Barley tea’s bread-like flavor might take some getting used to at first, once you’ve had a cup of cold ‘mugicha’ a few times you’re sure to crave some more. It is refreshing in its own way, and it is proven to help your body fight heat fatigue. Barley tea can, in fact, help with cooling down your core body temperature. So it is no wonder that it is a staple in Japanese households’ fridges, especially in the summer.

There are other benefits to drinking barley tea as well; besides it not containing any calories and helping to reach or stay at a healthy weight, it has other proven health benefits. It improves blood circulation, helps your liver with detoxing, reduces bloating, and it is rich in antioxidants. The tea can even help you sleep as it contains melatonin! So if you are coming to Japan during the summer, look out for this bottle filled with goodness, barley tea is for sale everywhere from convenience stores to vending machines.

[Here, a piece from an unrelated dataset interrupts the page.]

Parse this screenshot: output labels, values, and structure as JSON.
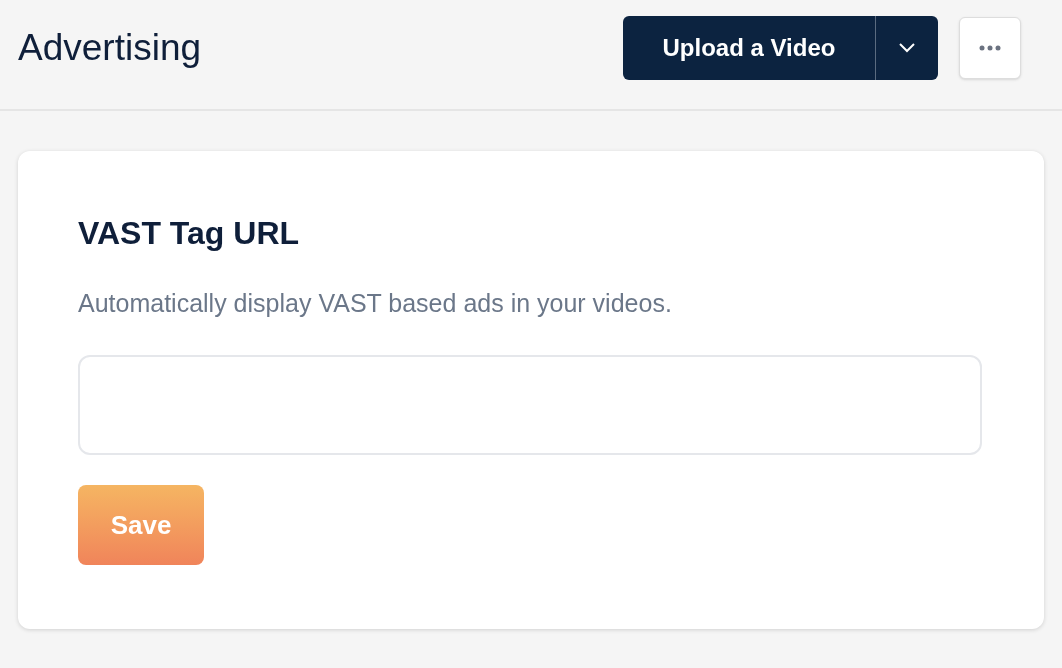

When you are walking around in any Japanese city or village during summertime, you might notice wet spots in front of shops and restaurants. You might assume that these are due to shopkeepers cleaning their fronts clean, but there is actually a different reason behind this splashing of water. The flushing of shopfront streets with buckets of water is called uchimizu, and it is a custom that dates back to the Edo period.

Uchimizu literally means ‘to strike with water’, and one of the reasons that this is done is to prevent dust from flying around in the street. But another important function of this tradition is cooling down the air. While it literally seems like a drop on a hot plate, if many people do it, this actually helps cool down areas with a lot of concrete and asphalt by a few degrees. This is why the government actively promotes the custom of uchimizu. To make it even more environmentally friendly, they urge people to use recycled or secondary water such as rainwater or water that comes from your air conditioner.

Mission Uchimizu

Wind Chime

Soundscape is an important part of enjoying a different environment. There are many distinct sounds that are strongly associated with Japan such as temple bells, the rustling of bamboo forests, and the sounding of the emergency systems’ test songs in the early evening. One sound is especially connected with the summer in Japan, and that is the light tingling sound that the wind chimes make.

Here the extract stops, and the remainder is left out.